British Actress Puts Spin On Ibsen's 'Doll Wife'

LONDON -- Actresses don't get much feistier than Janet McTeer, which is why the English performer readily admits she was astounded at being cast in "A Doll's House."


"Anyone who knows me goes hysterical at the idea of me playing that girl at the beginning," McTeer said over brunch at a cafe near her northwest London home.


She was referring to the celebrated "doll-wife" of Ibsen's 1879 play, who starts the drama subservient, and ends it in search of a kind of emancipation that has emboldened women ever since.


McTeer's interpretation nonetheless was one of the talking points of the recent London theater season. In February, it won the 35-year-old actress an Olivier -- London's Tony -- over formidable competition from Dame Diana Rigg, Eileen Atkins, and Vanessa Redgrave.


It is now on Broadway for an 18-week run at the Belasco Theater. In addition to McTeer, Anthony Page's acclaimed staging has arrived in New York with three men from the London supporting cast -- Peter Gowen, John Carlisle, and, as her bank manager husband Torvald, Olivier nominee Owen Teale.


While some performers play down their strengths, McTeer speaks with refreshing directness of her triumph in the part.

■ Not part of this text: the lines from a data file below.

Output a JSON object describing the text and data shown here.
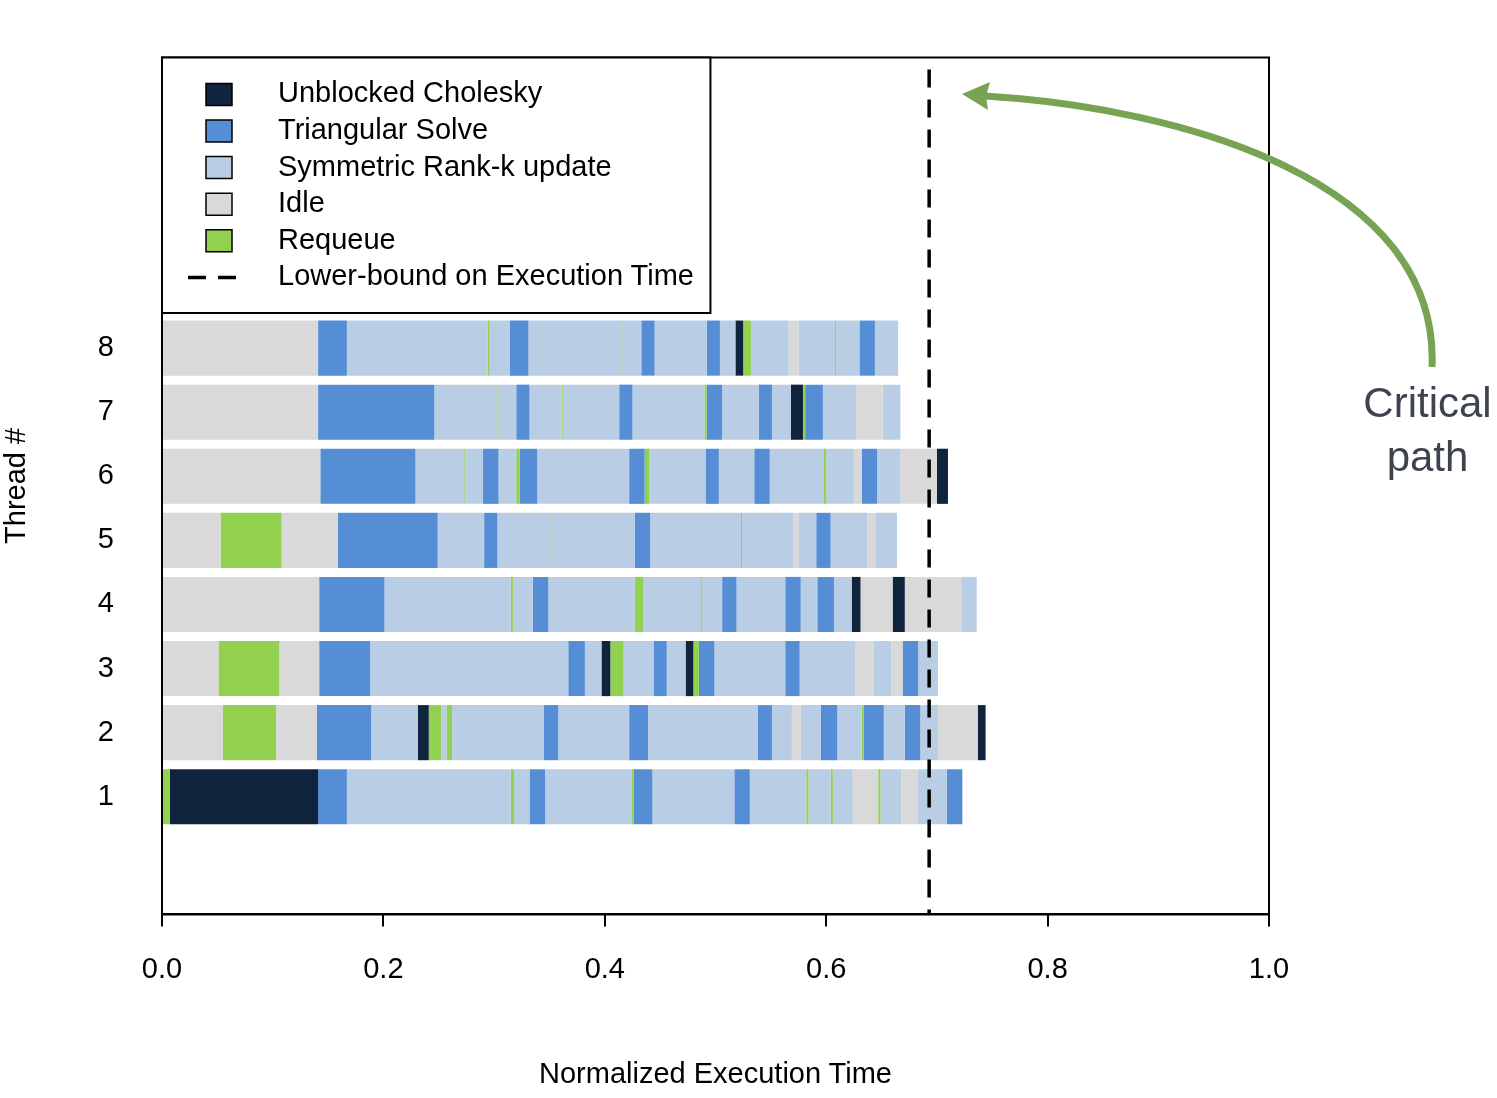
{
  "chart_data": {
    "type": "bar",
    "orientation": "horizontal",
    "stacked": true,
    "categories": [
      "8",
      "7",
      "6",
      "5",
      "4",
      "3",
      "2",
      "1"
    ],
    "xlabel": "Normalized Execution Time",
    "ylabel": "Thread #",
    "xlim": [
      0,
      1
    ],
    "xticks": [
      {
        "value": 0,
        "label": "0.0"
      },
      0.2,
      0.4,
      0.6,
      0.8,
      {
        "value": 1,
        "label": "1.0"
      }
    ],
    "legend": "top left",
    "ref_lines": [
      {
        "axis": "x",
        "value": 0.693,
        "label": "Lower-bound on Execution Time",
        "color": "#000000",
        "line_style": "dashed"
      }
    ],
    "annotations": [
      "Critical path"
    ],
    "series": [
      {
        "name": "Unblocked Cholesky",
        "color": "#10243e",
        "values": [
          null,
          null,
          null,
          null,
          null,
          null,
          null,
          null
        ]
      },
      {
        "name": "Triangular Solve",
        "color": "#558ed5",
        "values": [
          null,
          null,
          null,
          null,
          null,
          null,
          null,
          null
        ]
      },
      {
        "name": "Symmetric Rank-k update",
        "color": "#b9cde5",
        "values": [
          null,
          null,
          null,
          null,
          null,
          null,
          null,
          null
        ]
      },
      {
        "name": "Idle",
        "color": "#d9d9d9",
        "values": [
          null,
          null,
          null,
          null,
          null,
          null,
          null,
          null
        ]
      },
      {
        "name": "Requeue",
        "color": "#92d050",
        "values": [
          null,
          null,
          null,
          null,
          null,
          null,
          null,
          null
        ]
      },
      {
        "values": [
          0.141,
          0.141,
          0.143,
          0.053,
          0.142,
          0.051,
          0.055,
          0.007
        ],
        "colors": [
          "#d9d9d9",
          "#d9d9d9",
          "#d9d9d9",
          "#d9d9d9",
          "#d9d9d9",
          "#d9d9d9",
          "#d9d9d9",
          "#92d050"
        ]
      },
      {
        "values": [
          0.026,
          0.105,
          0.086,
          0.055,
          0.059,
          0.055,
          0.048,
          0.134
        ],
        "colors": [
          "#558ed5",
          "#558ed5",
          "#558ed5",
          "#92d050",
          "#558ed5",
          "#92d050",
          "#92d050",
          "#10243e"
        ]
      },
      {
        "values": [
          0.127,
          0.057,
          0.044,
          0.051,
          0.114,
          0.036,
          0.037,
          0.026
        ],
        "colors": [
          "#b9cde5",
          "#b9cde5",
          "#b9cde5",
          "#d9d9d9",
          "#b9cde5",
          "#d9d9d9",
          "#d9d9d9",
          "#558ed5"
        ]
      },
      {
        "values": [
          0.002,
          0.001,
          0.001,
          0.09,
          0.002,
          0.046,
          0.049,
          0.148
        ],
        "colors": [
          "#92d050",
          "#92d050",
          "#92d050",
          "#558ed5",
          "#92d050",
          "#558ed5",
          "#558ed5",
          "#b9cde5"
        ]
      },
      {
        "values": [
          0.018,
          0.016,
          0.016,
          0.042,
          0.018,
          0.179,
          0.042,
          0.003
        ],
        "colors": [
          "#b9cde5",
          "#b9cde5",
          "#b9cde5",
          "#b9cde5",
          "#b9cde5",
          "#b9cde5",
          "#b9cde5",
          "#92d050"
        ]
      },
      {
        "values": [
          0.017,
          0.012,
          0.014,
          0.012,
          0.014,
          0.015,
          0.01,
          0.014
        ],
        "colors": [
          "#558ed5",
          "#558ed5",
          "#558ed5",
          "#558ed5",
          "#558ed5",
          "#558ed5",
          "#10243e",
          "#b9cde5"
        ]
      },
      {
        "values": [
          0.085,
          0.029,
          0.016,
          0.048,
          0.078,
          0.015,
          0.011,
          0.014
        ],
        "colors": [
          "#b9cde5",
          "#b9cde5",
          "#b9cde5",
          "#b9cde5",
          "#b9cde5",
          "#b9cde5",
          "#92d050",
          "#558ed5"
        ]
      },
      {
        "values": [
          0.001,
          0.001,
          0.003,
          0.001,
          0.008,
          0.008,
          0.005,
          0.078
        ],
        "colors": [
          "#92d050",
          "#92d050",
          "#92d050",
          "#92d050",
          "#92d050",
          "#10243e",
          "#b9cde5",
          "#b9cde5"
        ]
      },
      {
        "values": [
          0.016,
          0.051,
          0.016,
          0.075,
          0.052,
          0.012,
          0.005,
          0.002
        ],
        "colors": [
          "#b9cde5",
          "#b9cde5",
          "#558ed5",
          "#b9cde5",
          "#b9cde5",
          "#92d050",
          "#92d050",
          "#92d050"
        ]
      },
      {
        "values": [
          0.012,
          0.012,
          0.083,
          0.014,
          0.001,
          0.027,
          0.083,
          0.017
        ],
        "colors": [
          "#558ed5",
          "#558ed5",
          "#b9cde5",
          "#558ed5",
          "#92d050",
          "#b9cde5",
          "#b9cde5",
          "#558ed5"
        ]
      },
      {
        "values": [
          0.047,
          0.065,
          0.014,
          0.082,
          0.018,
          0.012,
          0.013,
          0.074
        ],
        "colors": [
          "#b9cde5",
          "#b9cde5",
          "#558ed5",
          "#b9cde5",
          "#b9cde5",
          "#558ed5",
          "#558ed5",
          "#b9cde5"
        ]
      },
      {
        "values": [
          0.012,
          0.002,
          0.004,
          0.001,
          0.013,
          0.017,
          0.064,
          0.014
        ],
        "colors": [
          "#558ed5",
          "#92d050",
          "#92d050",
          "#92d050",
          "#558ed5",
          "#b9cde5",
          "#b9cde5",
          "#558ed5"
        ]
      },
      {
        "values": [
          0.014,
          0.014,
          0.051,
          0.046,
          0.044,
          0.007,
          0.017,
          0.051
        ],
        "colors": [
          "#b9cde5",
          "#558ed5",
          "#b9cde5",
          "#b9cde5",
          "#b9cde5",
          "#10243e",
          "#558ed5",
          "#b9cde5"
        ]
      },
      {
        "values": [
          0.007,
          0.033,
          0.012,
          0.005,
          0.014,
          0.005,
          0.099,
          0.002
        ],
        "colors": [
          "#10243e",
          "#b9cde5",
          "#558ed5",
          "#d9d9d9",
          "#558ed5",
          "#92d050",
          "#b9cde5",
          "#92d050"
        ]
      },
      {
        "values": [
          0.007,
          0.012,
          0.032,
          0.016,
          0.015,
          0.014,
          0.013,
          0.02
        ],
        "colors": [
          "#92d050",
          "#558ed5",
          "#b9cde5",
          "#b9cde5",
          "#b9cde5",
          "#558ed5",
          "#558ed5",
          "#b9cde5"
        ]
      },
      {
        "values": [
          0.034,
          0.017,
          0.014,
          0.013,
          0.015,
          0.064,
          0.018,
          0.002
        ],
        "colors": [
          "#b9cde5",
          "#b9cde5",
          "#558ed5",
          "#558ed5",
          "#558ed5",
          "#b9cde5",
          "#b9cde5",
          "#92d050"
        ]
      },
      {
        "values": [
          0.009,
          0.011,
          0.049,
          0.033,
          0.016,
          0.013,
          0.008,
          0.018
        ],
        "colors": [
          "#d9d9d9",
          "#10243e",
          "#b9cde5",
          "#b9cde5",
          "#b9cde5",
          "#558ed5",
          "#d9d9d9",
          "#b9cde5"
        ]
      },
      {
        "values": [
          0.033,
          0.002,
          0.002,
          0.008,
          0.008,
          0.05,
          0.018,
          0.023
        ],
        "colors": [
          "#b9cde5",
          "#92d050",
          "#92d050",
          "#d9d9d9",
          "#10243e",
          "#b9cde5",
          "#b9cde5",
          "#d9d9d9"
        ]
      },
      {
        "values": [
          0.001,
          0.016,
          0.025,
          0.019,
          0.029,
          0.017,
          0.015,
          0.002
        ],
        "colors": [
          "#92d050",
          "#558ed5",
          "#b9cde5",
          "#b9cde5",
          "#d9d9d9",
          "#d9d9d9",
          "#558ed5",
          "#92d050"
        ]
      },
      {
        "values": [
          0.021,
          0.03,
          0.007,
          null,
          0.011,
          0.016,
          0.022,
          0.019
        ],
        "colors": [
          "#b9cde5",
          "#b9cde5",
          "#d9d9d9",
          null,
          "#10243e",
          "#b9cde5",
          "#b9cde5",
          "#b9cde5"
        ]
      },
      {
        "values": [
          0.014,
          0.024,
          0.014,
          null,
          0.051,
          0.01,
          0.002,
          0.015
        ],
        "colors": [
          "#558ed5",
          "#d9d9d9",
          "#558ed5",
          null,
          "#d9d9d9",
          "#d9d9d9",
          "#92d050",
          "#d9d9d9"
        ]
      },
      {
        "values": [
          0.021,
          0.016,
          0.021,
          null,
          0.014,
          0.014,
          0.018,
          0.026
        ],
        "colors": [
          "#b9cde5",
          "#b9cde5",
          "#b9cde5",
          null,
          "#b9cde5",
          "#558ed5",
          "#558ed5",
          "#b9cde5"
        ]
      },
      {
        "values": [
          null,
          null,
          0.033,
          null,
          null,
          0.018,
          0.019,
          0.014
        ],
        "colors": [
          null,
          null,
          "#d9d9d9",
          null,
          null,
          "#b9cde5",
          "#b9cde5",
          "#558ed5"
        ]
      },
      {
        "values": [
          null,
          null,
          0.01,
          null,
          null,
          null,
          0.014,
          null
        ],
        "colors": [
          null,
          null,
          "#10243e",
          null,
          null,
          null,
          "#558ed5",
          null
        ]
      },
      {
        "values": [
          null,
          null,
          null,
          null,
          null,
          null,
          0.016,
          null
        ],
        "colors": [
          null,
          null,
          null,
          null,
          null,
          null,
          "#b9cde5",
          null
        ]
      },
      {
        "values": [
          null,
          null,
          null,
          null,
          null,
          null,
          0.036,
          null
        ],
        "colors": [
          null,
          null,
          null,
          null,
          null,
          null,
          "#d9d9d9",
          null
        ]
      },
      {
        "values": [
          null,
          null,
          null,
          null,
          null,
          null,
          0.007,
          null
        ],
        "colors": [
          null,
          null,
          null,
          null,
          null,
          null,
          "#10243e",
          null
        ]
      }
    ]
  }
}
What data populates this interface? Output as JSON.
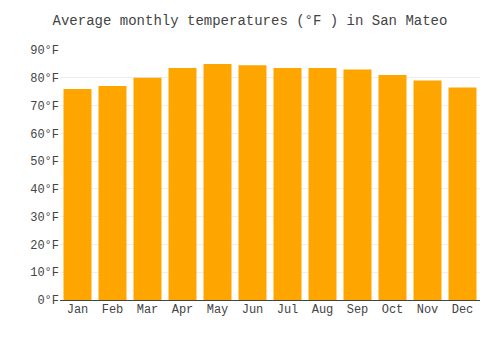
{
  "chart_data": {
    "type": "bar",
    "title": "Average monthly temperatures (°F ) in San Mateo",
    "categories": [
      "Jan",
      "Feb",
      "Mar",
      "Apr",
      "May",
      "Jun",
      "Jul",
      "Aug",
      "Sep",
      "Oct",
      "Nov",
      "Dec"
    ],
    "values": [
      76,
      77,
      80,
      83.5,
      85,
      84.5,
      83.5,
      83.5,
      83,
      81,
      79,
      76.5
    ],
    "color": "#FFA500",
    "ylim": [
      0,
      90
    ],
    "yticks": [
      {
        "value": 0,
        "label": "0°F"
      },
      {
        "value": 10,
        "label": "10°F"
      },
      {
        "value": 20,
        "label": "20°F"
      },
      {
        "value": 30,
        "label": "30°F"
      },
      {
        "value": 40,
        "label": "40°F"
      },
      {
        "value": 50,
        "label": "50°F"
      },
      {
        "value": 60,
        "label": "60°F"
      },
      {
        "value": 70,
        "label": "70°F"
      },
      {
        "value": 80,
        "label": "80°F"
      },
      {
        "value": 90,
        "label": "90°F"
      }
    ],
    "grid": true
  }
}
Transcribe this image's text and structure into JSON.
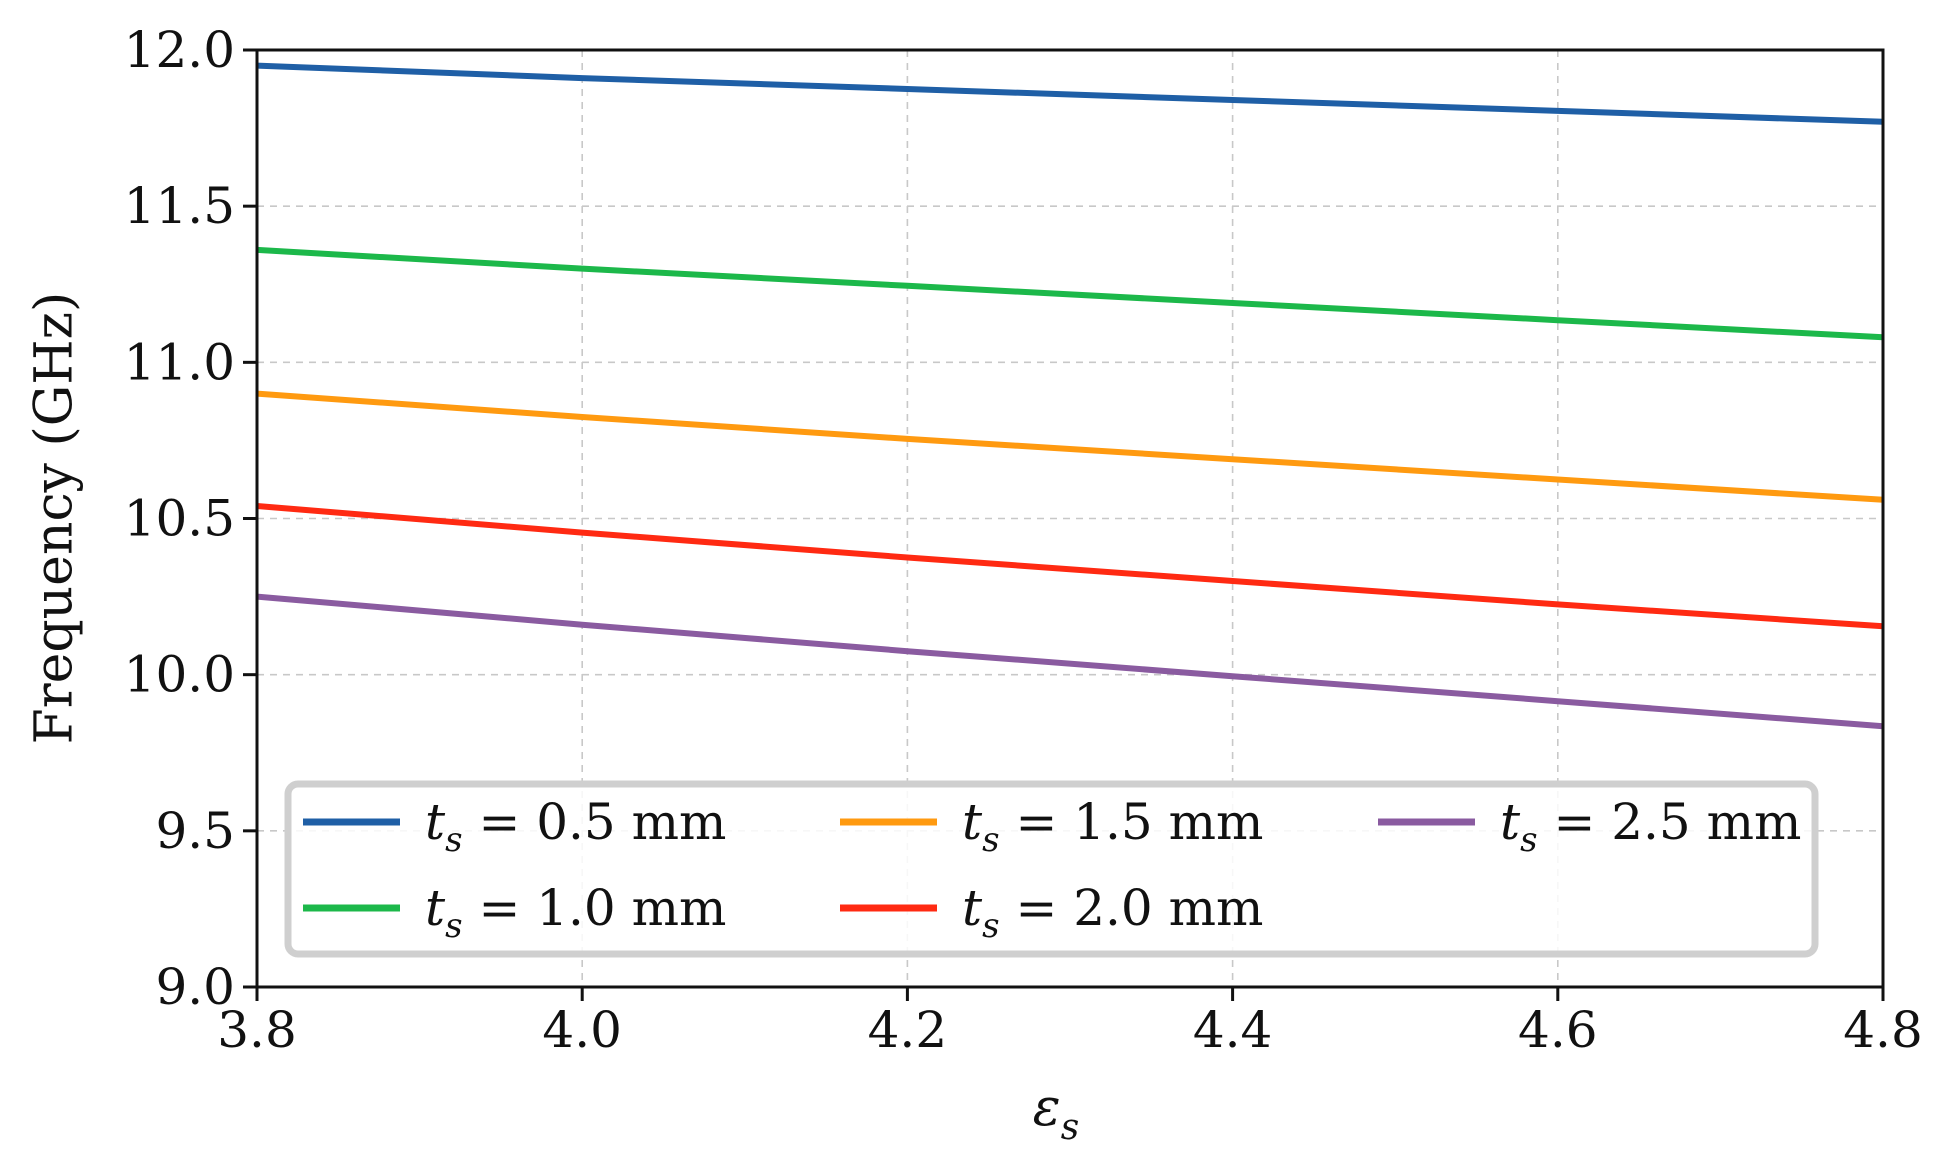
{
  "chart_data": {
    "type": "line",
    "title": "",
    "xlabel": "ε",
    "xlabel_subscript": "s",
    "ylabel": "Frequency (GHz)",
    "xlim": [
      3.8,
      4.8
    ],
    "ylim": [
      9.0,
      12.0
    ],
    "xticks": [
      3.8,
      4.0,
      4.2,
      4.4,
      4.6,
      4.8
    ],
    "xtick_labels": [
      "3.8",
      "4.0",
      "4.2",
      "4.4",
      "4.6",
      "4.8"
    ],
    "yticks": [
      9.0,
      9.5,
      10.0,
      10.5,
      11.0,
      11.5,
      12.0
    ],
    "ytick_labels": [
      "9.0",
      "9.5",
      "10.0",
      "10.5",
      "11.0",
      "11.5",
      "12.0"
    ],
    "grid": true,
    "legend_position": "bottom",
    "x": [
      3.8,
      4.0,
      4.2,
      4.4,
      4.6,
      4.8
    ],
    "series": [
      {
        "name": "t_s = 0.5 mm",
        "var": "t",
        "sub": "s",
        "rest": " = 0.5 mm",
        "color": "#1f5fa6",
        "values": [
          11.95,
          11.91,
          11.875,
          11.84,
          11.805,
          11.77
        ]
      },
      {
        "name": "t_s = 1.0 mm",
        "var": "t",
        "sub": "s",
        "rest": " = 1.0 mm",
        "color": "#1cb84a",
        "values": [
          11.36,
          11.3,
          11.245,
          11.19,
          11.135,
          11.08
        ]
      },
      {
        "name": "t_s = 1.5 mm",
        "var": "t",
        "sub": "s",
        "rest": " = 1.5 mm",
        "color": "#ff9a10",
        "values": [
          10.9,
          10.825,
          10.755,
          10.69,
          10.625,
          10.56
        ]
      },
      {
        "name": "t_s = 2.0 mm",
        "var": "t",
        "sub": "s",
        "rest": " = 2.0 mm",
        "color": "#ff2a12",
        "values": [
          10.54,
          10.455,
          10.375,
          10.3,
          10.225,
          10.155
        ]
      },
      {
        "name": "t_s = 2.5 mm",
        "var": "t",
        "sub": "s",
        "rest": " = 2.5 mm",
        "color": "#8a5ba0",
        "values": [
          10.25,
          10.16,
          10.075,
          9.995,
          9.915,
          9.835
        ]
      }
    ]
  }
}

"I have no idea how I managed to have so much confidence about Nora, but I did," she said, her short hair and black-clad casual chic suggesting an unusually tall catwalk model, not a leading classicist of her generation. McTeer stands almost 185 centimeters.


"As far as I'm concerned, 'A Doll's House' was a brand-new play that had never been done before," McTeer said. "If you start off the play knowing something, it's a shame. It's much more interesting to discover absolutely everything from beginning to end."


The key to her performance was a restless physicality that showed her attraction to Torvald, and occasionally her fear.


"Nora was married because she was young and pretty -- the perfect daughter brought up to be the perfect wife," said McTeer. "She's bought into the deal and when it works, she loves it."


And when it doesn't? "There is no emotional maturity there at all, no ability to actually cope or discuss things. So then, of course, it all falls apart until eventually she realizes, what am I doing here? I've made a terrible mistake."


The actress' intensity and risk-taking have led to comparisons to Vanessa Redgrave, her competitor for the Olivier.